To facilitate decision-making and priority-setting related to Alberta’s Pharmacogenomics (PGx) testing implementation strategy by identifying gene–drug pairs with the highest potential impact on prescribing practices in Alberta.
Patients and methods
Annual drug dispensing data for Alberta from 2012 to 2016 for 57 medications with PGx-based prescribing guidelines were obtained, along with population estimates and demographics (age and ethnicity). Frequencies of actionable PGx genotypes by ethnicity were obtained from the Pharmacogenomics Knowledgebase (PharmGKB). Annual dispensing activity for each of the 57 medications was calculated for the full population (all ages) and children/youth (0–19 years). Alberta ethnicity data were cross-referenced with genetic frequency data for each of the main ethnic groups from PharmGKB to estimate the proportion of individuals with actionable genotypes. Actionable genotype proportions and drug dispensing frequencies were collectively used to identify high impact gene–drug pairs.

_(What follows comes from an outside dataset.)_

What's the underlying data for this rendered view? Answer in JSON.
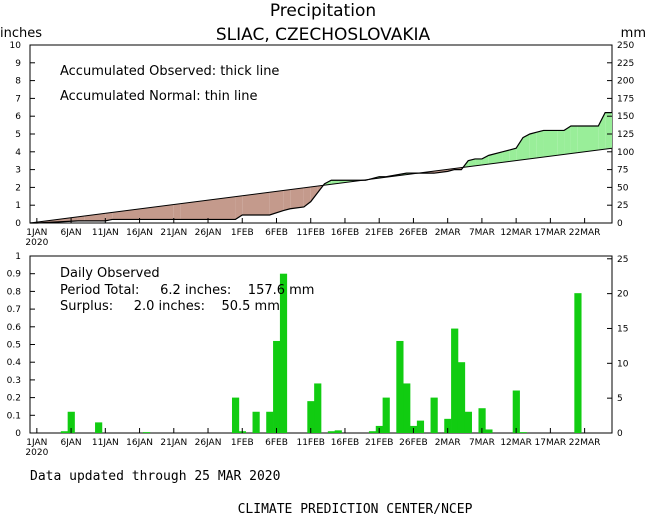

We found (a) half of the drugs with PGx-based prescribing guidelines, namely, analgesics, proton pump inhibitors, psychotropics, and cardiovascular drugs, were dispensed at high frequencies (>1% of the entire population), (b) the dispensing rate for about one-third of these drugs increased over the 5-year study period, (c) between 1.1 and 45% of recipients of these drugs carried actionable genotypes, and (d) the gene–drug pairs with greatest impact in Alberta predominatly included CYP2C19 or CYP2D6.
We uncovered specific patterns in drug dispensing and identified important gene–drug pairs that will inform the planning and development of an evidenced-based PGx testing service in Alberta, Canada. Adaptation of our approach may facilitate the process of evidence-based PGx testing implementation in other jurisdictions.